Moving from Unworthiness to Holiness
As we come to the 5th Sunday in Ordinary time we accompany Jesus well into His public life, His Galilean ministry, the one He began in Nazareth. But this Sunday contains a surprise development. Isaiah, Paul and Peter are each expressing themselves as worthless! These are three of the greatest witnesses in the Bible!
We are familiar with the modern "I am OK" mindset which asserts that individuals are fundamentally whole and valuable regardless of external validation or achievement. As articulated in contemporary thought, "OK”-ness means that every single part of me is valid, beautiful, and acceptable. The tension between human self-acceptance and spiritual humility portrayed by our Biblical heroes forms a profound paradox in personal and spiritual development.
In the First Reading, Isaiah receives a vision of heaven itself and is confronted with the feeling that he is a man of unclean lips. He knew he was in the presence of some reality higher and loftier than any human or earthly throne. In response, an angel swoops down with a burning coal to cleanse his lips!!!! He is doomed alright, but doomed to be made clean through suffering, to be made able through it, to speak of God and become a great messenger of the Almighty God.
In the Second Reading, St. Paul says that Christ appeared to him last of all, as to one born abnormally. "I am the least of the apostles, unworthy to be called an apostle", Paul would declare in 1 Corinthians 15:9. Despite being a persecutor of the early disciples of Jesus, Paul undergoes a transformative change when he falls from a horse upon seeing a bright light, that then frames his identity through grace rather than merit.
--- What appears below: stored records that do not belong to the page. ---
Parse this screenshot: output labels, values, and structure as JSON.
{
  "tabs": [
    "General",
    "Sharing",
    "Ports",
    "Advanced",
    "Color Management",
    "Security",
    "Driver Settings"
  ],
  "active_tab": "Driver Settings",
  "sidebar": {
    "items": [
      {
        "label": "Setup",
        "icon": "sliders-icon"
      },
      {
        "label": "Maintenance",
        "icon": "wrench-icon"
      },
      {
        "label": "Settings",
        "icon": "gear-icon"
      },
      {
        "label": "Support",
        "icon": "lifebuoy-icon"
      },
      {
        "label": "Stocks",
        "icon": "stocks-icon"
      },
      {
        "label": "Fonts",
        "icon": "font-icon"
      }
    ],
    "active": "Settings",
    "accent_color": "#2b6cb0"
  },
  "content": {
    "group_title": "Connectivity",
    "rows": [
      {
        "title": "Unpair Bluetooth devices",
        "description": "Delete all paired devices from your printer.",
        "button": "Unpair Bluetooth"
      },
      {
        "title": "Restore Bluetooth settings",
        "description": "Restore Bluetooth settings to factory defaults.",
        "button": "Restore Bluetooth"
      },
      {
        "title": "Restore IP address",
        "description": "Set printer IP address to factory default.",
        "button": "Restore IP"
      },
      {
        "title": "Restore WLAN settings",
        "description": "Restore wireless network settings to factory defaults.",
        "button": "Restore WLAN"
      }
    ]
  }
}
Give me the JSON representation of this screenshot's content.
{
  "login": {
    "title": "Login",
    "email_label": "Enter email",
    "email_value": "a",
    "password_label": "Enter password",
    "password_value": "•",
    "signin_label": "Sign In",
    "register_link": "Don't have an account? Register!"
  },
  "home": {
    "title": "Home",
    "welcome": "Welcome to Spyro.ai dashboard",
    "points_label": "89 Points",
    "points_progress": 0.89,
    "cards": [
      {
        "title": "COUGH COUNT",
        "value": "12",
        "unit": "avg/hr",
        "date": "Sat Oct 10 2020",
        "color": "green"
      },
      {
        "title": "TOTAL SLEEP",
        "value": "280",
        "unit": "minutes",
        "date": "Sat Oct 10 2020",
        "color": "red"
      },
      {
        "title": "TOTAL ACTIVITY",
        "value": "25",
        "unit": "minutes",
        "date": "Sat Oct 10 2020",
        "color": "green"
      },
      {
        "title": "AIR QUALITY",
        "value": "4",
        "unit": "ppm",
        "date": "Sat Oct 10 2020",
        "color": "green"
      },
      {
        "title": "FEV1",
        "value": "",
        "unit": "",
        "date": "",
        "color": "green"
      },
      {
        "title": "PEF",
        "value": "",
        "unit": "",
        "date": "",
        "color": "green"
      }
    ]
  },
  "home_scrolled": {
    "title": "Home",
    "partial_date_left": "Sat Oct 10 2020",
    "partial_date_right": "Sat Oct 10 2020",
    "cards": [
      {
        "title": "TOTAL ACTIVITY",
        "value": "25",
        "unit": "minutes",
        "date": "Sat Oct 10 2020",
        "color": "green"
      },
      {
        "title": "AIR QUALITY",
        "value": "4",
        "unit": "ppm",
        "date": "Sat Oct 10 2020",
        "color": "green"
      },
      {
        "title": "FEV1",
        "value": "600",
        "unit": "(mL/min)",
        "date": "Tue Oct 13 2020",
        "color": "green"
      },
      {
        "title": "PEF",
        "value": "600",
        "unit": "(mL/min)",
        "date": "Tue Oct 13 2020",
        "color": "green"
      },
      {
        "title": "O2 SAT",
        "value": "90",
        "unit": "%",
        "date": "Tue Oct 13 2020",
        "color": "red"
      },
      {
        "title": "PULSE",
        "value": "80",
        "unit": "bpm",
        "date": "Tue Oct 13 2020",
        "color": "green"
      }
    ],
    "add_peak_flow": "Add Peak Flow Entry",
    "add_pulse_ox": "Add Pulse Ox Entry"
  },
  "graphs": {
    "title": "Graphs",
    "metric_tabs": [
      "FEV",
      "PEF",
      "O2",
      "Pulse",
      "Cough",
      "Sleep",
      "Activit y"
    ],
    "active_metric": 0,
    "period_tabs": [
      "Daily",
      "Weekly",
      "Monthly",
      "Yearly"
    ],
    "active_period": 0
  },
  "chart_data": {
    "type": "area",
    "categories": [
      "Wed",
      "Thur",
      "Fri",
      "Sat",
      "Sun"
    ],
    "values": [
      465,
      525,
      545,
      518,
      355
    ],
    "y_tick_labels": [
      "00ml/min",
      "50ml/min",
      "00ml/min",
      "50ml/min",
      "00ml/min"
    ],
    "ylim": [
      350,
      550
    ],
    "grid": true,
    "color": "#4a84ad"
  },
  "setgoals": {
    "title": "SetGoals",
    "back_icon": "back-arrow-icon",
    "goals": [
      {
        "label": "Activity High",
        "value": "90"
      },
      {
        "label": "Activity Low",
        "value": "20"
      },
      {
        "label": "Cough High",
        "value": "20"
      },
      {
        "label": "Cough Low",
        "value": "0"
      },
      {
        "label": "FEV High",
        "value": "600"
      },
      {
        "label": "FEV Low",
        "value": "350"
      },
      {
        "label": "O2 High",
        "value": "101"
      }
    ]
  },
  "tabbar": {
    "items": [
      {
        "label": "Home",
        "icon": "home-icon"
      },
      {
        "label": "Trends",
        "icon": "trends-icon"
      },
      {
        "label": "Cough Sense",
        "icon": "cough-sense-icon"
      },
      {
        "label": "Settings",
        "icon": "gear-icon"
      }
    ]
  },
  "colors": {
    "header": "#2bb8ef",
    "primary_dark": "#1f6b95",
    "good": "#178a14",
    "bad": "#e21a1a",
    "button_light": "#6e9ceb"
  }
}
In the famous Gospel story, Jesus tells Peter, James and John to fish in the deep water (where they had been fishing and fishing and fishing all night with no result). They were seasoned fishermen, while to them, Jesus was just a carpenter from Nazareth. Without warning, their nets are bloated with fish, their fishing nets nearly ripped apart. They caught more than their craft could hold. Their boats almost sank. In the presence of this superb show of power beyond human reckoning, Peter adores the awesome mystery he has witnessed and is suddenly conscious of his sinfulness, like Isaiah. “Leave me, Lord; I am a sinful man.”
Each of our heroes from the Scripture is forced to compare himself directly with the presence of God. When people meet the holiness of God head-on, they are therefore able to glimpse by contrast the humanness in themselves. Just as we can be blinded by a bright light in the dark, so too, our nearness to God’s presence can unnerve our self-sufficiency. A falsely supposed importance cannot make us holy. But God can make us holy. We should be proud to be unworthy if reception of God’s love is the result.
The moment we recognize our inadequacy, our sin, our smallness before the greatness of the transcendent God, we are capable of truly being called out of ourselves. When God is heard to say, “Whom shall I send? Who will go for us?” Isaiah responds, “Here I am. Send me.” He is empowered, not paralyzed. Our willingness becomes our qualification to be a true witness of God’s message.
Human encounter with the transcendent God has always met with resistance down through the ages. But the idea of a God, wholly independent of our sway, is especially repulsive to contemporary taste. After all, it requires a terrible admission of our insufficiency. It demands a recognition that we cannot rescue or save ourselves. It commands a yielding to, a humble listening for, an obeying of an ‘other’ utterly beyond our mere human minds and wills. Just before our communion at every Eucharist, we echo that famous Roman centurion: “Lord I am not worthy that you should enter under my roof, but only say the word and my servant shall be healed” (Mt 8:8).
We must all realize we're both good and bad, generous and selfish, big-hearted and petty, gracious and bitter, forgiving and resentful, hospitable and cold, full of grace and full of sin, all at the same time. Moreover, we're dangerously blind to both, too unaware of our loveliness as well as our nastiness. To recognize this is both humbling and liberating. Both goodness and sin constitute our real identity. Not to recognize the truth of either leaves us either unhealthily depressed or dangerously inflated, too hard on ourselves or too easy on ourselves.
Sometimes we approach the Sacrament of Reconciliation with the mind-set, “I feel so guilty: I do not believe God will forgive me, and I cannot forgive myself.” So often, we make God in our image and likeness, we think He judges like us. And when we do that, He becomes a very small God. Our God is bigger than our sins, then all our transgressions, we have only to turn to Him in sorrow and repentance, and like the father in the Prodigal son, He rushes at us, puts a robe around us, and the family ring back on our finger. He brushes aside our guilt, our feelings of unworthiness, our feelings of failure, our uncertainty of future faithfulness and says to us what He said to Peter: come, follow Me. Fr Tom Kunnel, C.O.